Stony Brook University’s College of Arts and Sciences conferred its first endowed chair in American history on Friday, November 9, as Paul Kelton was officially appointed the inaugural Robert David Lion Gardiner Endowed Chair in American History at a ceremony held in the Charles B. Wang Center.
The Chair, endowed by the Robert David Lion Gardiner Foundation of Hampton Bays, NY, enables the University to recognize a world-class educator and scholar, with Kelton, a widely respected scholar in indigenous North American and Colonial history, as the inaugural recipient.
“We value our long-standing partnership with the Gardiner Foundation,” said Stony Brook University President Samuel L. Stanley Jr., addressing representatives from the Foundation in attendance. “Your support of the study of history at Stony Brook University and your foundation’s mission of educating, cultivating and promoting the history of New York help provide context and meaning through which we can process, plan and seek to create our future as individuals, organizations, communities and society.”
Kelton joined the University in 2017 after 16 years at the University of Kansas, where he established a highly regarded indigenous studies program. His scholarly work is widely credited with bringing indigenous history and medical history into dialogue. He is the author of two books, Epidemics and Enslavement and Cherokee Medicine, Colonial Germs, both of which examine the biological processes involved in the European takeover of the Americas.
“Why do we do this thing called history?” Kelton asked in his keynote remarks. “We do it to find analogies that we can learn by. What is happening today may be similar to what has happened in the past. History may not repeat itself, but it has often been said that it certainly rhymes. The rhythms of the past can thus point us in the present to make better choices for our future.

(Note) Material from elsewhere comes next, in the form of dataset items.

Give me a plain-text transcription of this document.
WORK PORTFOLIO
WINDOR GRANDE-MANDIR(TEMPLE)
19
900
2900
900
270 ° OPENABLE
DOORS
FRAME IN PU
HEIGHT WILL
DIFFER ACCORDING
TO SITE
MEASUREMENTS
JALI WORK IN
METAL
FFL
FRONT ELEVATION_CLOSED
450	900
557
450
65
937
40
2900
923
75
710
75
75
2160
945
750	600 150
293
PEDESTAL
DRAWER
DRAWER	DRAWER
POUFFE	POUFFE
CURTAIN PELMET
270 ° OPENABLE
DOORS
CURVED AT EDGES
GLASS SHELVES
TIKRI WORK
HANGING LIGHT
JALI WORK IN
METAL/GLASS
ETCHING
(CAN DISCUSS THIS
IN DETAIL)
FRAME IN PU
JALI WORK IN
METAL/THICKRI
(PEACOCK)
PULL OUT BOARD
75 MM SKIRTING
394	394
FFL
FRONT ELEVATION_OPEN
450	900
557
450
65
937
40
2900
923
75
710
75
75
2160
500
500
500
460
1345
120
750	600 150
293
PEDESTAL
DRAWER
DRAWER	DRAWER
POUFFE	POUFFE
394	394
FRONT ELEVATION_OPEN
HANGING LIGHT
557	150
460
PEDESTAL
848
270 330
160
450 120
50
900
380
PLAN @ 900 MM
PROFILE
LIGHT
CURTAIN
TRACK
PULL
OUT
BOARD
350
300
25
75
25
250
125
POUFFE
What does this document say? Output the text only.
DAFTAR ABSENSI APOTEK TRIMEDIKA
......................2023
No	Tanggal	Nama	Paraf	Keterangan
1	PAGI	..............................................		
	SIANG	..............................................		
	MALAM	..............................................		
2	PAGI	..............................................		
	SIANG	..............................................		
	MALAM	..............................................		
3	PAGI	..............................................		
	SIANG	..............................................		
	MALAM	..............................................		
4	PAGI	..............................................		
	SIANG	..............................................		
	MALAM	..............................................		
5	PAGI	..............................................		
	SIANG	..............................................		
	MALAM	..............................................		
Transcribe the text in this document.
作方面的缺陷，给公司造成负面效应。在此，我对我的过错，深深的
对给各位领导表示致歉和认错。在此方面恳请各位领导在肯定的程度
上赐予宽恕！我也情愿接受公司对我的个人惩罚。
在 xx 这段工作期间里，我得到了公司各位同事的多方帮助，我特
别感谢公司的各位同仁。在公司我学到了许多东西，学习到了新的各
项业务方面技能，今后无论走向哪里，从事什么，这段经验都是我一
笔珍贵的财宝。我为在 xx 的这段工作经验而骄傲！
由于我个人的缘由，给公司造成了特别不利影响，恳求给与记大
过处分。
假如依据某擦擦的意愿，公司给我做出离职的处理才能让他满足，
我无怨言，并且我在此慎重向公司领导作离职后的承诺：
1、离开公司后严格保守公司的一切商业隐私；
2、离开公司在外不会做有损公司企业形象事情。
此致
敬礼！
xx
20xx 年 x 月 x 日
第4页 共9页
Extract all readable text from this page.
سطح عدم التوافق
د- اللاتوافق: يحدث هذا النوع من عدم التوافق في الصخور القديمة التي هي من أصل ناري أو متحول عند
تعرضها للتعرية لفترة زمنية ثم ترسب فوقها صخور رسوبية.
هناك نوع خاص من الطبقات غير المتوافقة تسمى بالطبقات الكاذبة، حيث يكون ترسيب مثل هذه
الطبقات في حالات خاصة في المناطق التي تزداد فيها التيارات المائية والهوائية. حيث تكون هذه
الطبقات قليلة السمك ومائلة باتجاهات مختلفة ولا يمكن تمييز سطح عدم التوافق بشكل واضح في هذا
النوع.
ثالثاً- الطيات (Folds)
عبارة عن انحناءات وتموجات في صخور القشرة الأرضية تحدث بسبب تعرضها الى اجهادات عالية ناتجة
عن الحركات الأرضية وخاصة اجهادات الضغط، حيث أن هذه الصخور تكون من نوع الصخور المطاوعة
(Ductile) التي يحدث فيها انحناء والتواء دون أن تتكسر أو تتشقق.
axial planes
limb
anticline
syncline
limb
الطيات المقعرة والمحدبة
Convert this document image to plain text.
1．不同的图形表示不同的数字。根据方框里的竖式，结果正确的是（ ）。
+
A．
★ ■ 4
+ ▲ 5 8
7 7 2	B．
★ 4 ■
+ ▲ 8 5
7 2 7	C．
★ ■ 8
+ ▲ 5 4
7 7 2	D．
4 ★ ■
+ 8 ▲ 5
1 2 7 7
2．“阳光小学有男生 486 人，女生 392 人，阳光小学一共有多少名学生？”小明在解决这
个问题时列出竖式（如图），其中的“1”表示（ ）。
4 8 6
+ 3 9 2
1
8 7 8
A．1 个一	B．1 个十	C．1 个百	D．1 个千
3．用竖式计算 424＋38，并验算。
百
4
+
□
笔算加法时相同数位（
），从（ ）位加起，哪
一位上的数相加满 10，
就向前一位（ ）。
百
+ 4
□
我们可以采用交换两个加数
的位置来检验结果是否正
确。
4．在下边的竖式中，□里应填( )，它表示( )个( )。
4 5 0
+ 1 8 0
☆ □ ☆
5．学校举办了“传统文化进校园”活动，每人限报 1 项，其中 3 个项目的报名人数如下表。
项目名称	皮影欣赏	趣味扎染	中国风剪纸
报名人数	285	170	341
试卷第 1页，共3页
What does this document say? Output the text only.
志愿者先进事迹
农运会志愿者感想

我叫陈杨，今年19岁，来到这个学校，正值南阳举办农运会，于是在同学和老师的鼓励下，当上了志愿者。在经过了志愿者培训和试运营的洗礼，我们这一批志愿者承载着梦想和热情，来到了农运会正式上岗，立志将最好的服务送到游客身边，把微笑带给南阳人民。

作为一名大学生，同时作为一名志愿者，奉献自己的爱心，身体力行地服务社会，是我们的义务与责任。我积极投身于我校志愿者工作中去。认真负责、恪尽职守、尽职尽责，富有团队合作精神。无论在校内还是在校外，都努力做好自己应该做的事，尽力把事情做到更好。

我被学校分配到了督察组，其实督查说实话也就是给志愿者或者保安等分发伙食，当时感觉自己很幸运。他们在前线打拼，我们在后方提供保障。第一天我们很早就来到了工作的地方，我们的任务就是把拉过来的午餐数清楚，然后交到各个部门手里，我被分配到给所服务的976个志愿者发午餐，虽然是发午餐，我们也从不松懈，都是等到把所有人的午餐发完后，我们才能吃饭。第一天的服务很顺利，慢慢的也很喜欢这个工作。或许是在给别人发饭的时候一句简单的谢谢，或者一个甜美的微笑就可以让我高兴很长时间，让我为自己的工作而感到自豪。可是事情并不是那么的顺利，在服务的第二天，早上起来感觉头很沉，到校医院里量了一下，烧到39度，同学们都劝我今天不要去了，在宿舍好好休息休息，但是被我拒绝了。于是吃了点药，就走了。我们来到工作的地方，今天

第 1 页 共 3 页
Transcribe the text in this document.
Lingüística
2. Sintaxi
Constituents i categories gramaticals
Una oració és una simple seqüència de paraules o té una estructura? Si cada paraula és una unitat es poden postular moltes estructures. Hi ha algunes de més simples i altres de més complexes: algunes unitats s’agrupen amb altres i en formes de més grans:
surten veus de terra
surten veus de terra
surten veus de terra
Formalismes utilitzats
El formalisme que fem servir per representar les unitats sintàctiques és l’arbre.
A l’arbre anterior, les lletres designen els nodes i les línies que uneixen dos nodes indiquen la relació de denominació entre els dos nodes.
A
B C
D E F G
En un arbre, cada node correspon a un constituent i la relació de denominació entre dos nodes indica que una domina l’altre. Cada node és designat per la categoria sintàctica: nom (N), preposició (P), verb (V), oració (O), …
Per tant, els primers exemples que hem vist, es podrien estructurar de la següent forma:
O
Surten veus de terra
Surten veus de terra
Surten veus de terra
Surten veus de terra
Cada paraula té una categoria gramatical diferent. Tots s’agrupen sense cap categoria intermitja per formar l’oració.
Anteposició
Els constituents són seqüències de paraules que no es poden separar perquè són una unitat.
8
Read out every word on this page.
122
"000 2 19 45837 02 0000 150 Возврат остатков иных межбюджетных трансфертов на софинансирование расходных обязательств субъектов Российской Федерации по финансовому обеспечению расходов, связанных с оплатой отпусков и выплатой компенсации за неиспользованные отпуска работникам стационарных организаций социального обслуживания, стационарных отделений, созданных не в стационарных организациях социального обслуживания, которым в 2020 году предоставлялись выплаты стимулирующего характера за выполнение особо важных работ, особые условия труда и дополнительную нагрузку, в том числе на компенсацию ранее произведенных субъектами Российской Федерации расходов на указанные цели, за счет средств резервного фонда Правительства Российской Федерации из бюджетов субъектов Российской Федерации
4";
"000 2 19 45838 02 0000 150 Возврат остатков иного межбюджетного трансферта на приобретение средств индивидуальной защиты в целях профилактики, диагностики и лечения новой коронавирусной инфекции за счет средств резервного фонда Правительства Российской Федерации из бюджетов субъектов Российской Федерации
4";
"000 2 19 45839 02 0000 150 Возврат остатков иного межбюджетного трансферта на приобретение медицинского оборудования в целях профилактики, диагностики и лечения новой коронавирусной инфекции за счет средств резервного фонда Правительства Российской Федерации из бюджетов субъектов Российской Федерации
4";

“We believe that the study of history enhances empathy. Human experience in the past has been one of struggles and hardships, as well as accomplishments and heroic deeds. This is the humanistic side of history: to see ourselves as part of a larger human story, one that is often painful and regrettable, but one that encourages us to respect human dignity and work for justice in our own world.”
As Kelton continues his study of history, he has found a nurturing environment and generous supporters, and is excited about where his scholarship may lead at Stony Brook.
“I have to say that choosing to come to Stony Brook University is the best career decision I could have made,” Kelton said.
And, while Kelton has already been a welcome addition to the University, his formal investiture marked a key moment for the College of Arts and Sciences.
“This is a particularly meaningful day for our College’s History Department,” said Nicole Sampson, interim dean of the College of Arts and Sciences. “It is our first endowed Chair in History and a new start in a wonderful relationship with a premier Foundation whose mission is to advance New York and Long Island History.”
In his remarks, the Honorable Peter Fox Cohalan — a trustee of the Gardiner Foundation and a retired justice of the Suffolk County Supreme Court — expressed pride in the Foundation’s continued relationship with Stony Brook and the collaboration that brought a scholar of Kelton’s stature to the University.
“Mr. Gardiner wished to increase the knowledge of the culture, the artistic endeavors, and the historical traditions of our societal heritage,” Cohalan said. “It is only fit, natural, and just that the Gardiner Foundation should be working with Stony Brook University, a preeminent school of learning in the State of New York, in this regard.”